Not feeling their values and opinions were being listened to, let along being accurately represented in Congressional voting, American citizens got involved in political discourse in the last two years. Many typically non-political citizens got informed and involved for the first time in their lives. This included citizens of all ages.
Voters are watching politicians closely for action that backs up their words. Voters are organising and connecting as they gear up for the 2012 elections.
In the post-Obama campaign evolution, the political focus in social media use will not necessarily be on a politician’s campaign message, for no candidate will be able to tightly control their branding and messaging like Obama seemed to successfully do in 2008.
The social media dynamics have evolved and become much more organised by citizens.

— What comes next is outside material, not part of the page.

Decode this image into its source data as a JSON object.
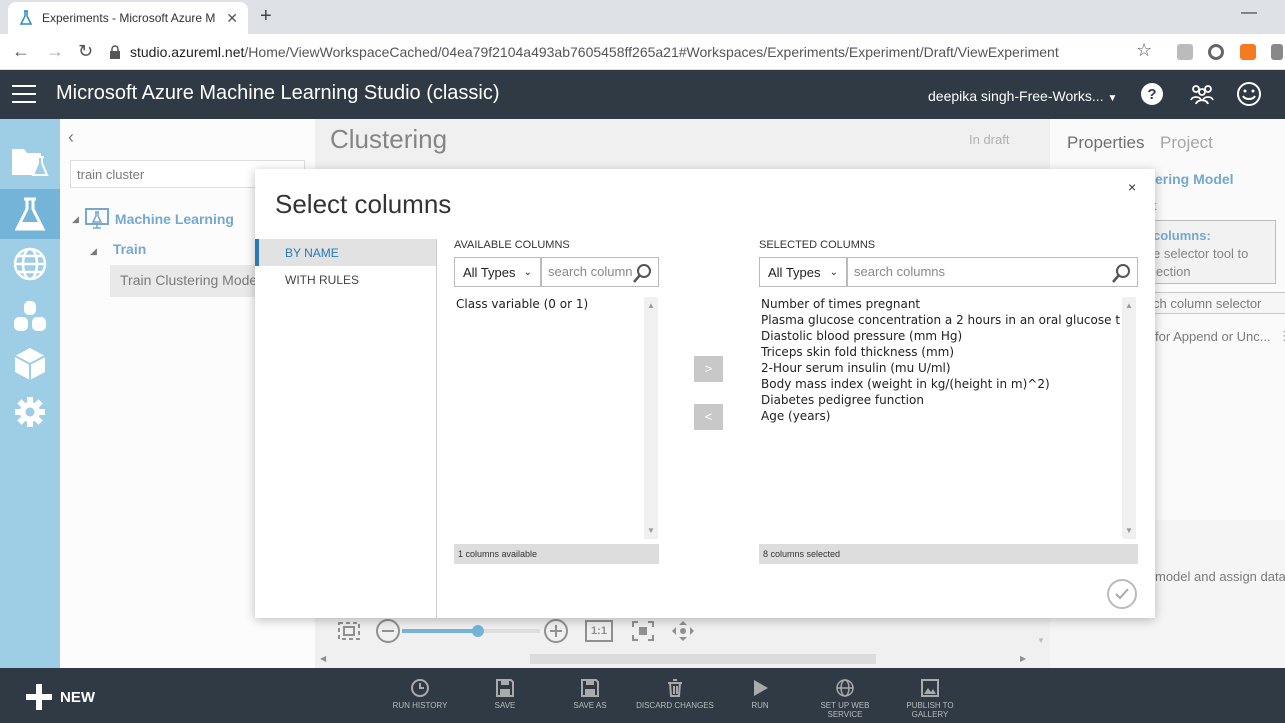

The citizens are now in reality just as powerful as the politician’s press secretary and media relations today whether politics or the media like it or not.
Even if the media controls the brand and message by only presenting a candidate in a positive light, ignoring any emerging negative factors or a specific voting record, social media doesn’t allow this to go unchallenged as the only message people see or talk about anymore.
Voters are using key social media tactics to overcome the “power of politicians” who ignore their expressed desires in passing unwanted legislation and more taxation. Now social media affords in reality a levelling agent for both political campaigning and debate playing fields in the political realm.
In politics, these leveled playing fields allow for more accessibility, connection, and networking for the everyday, everyman participant; and these leveled fields are much more equal in several ways to a candidate’s political campaign team’s level.
The everyman has the ability to have a political discussion that is person-to-person and person-to-group with an unlimited audience. This is true even if the everyman has no actual access to traditional media or no actual participation in televised candidate debates.
Voters are now more directly engaging politicians by asking specific questions, expressing their opinion on proposed legislation, and tracking Congressional voting records. Voters are now more directly effecting their own futures having seen how public policy and legislation directly affects their economic stability and individual freedoms.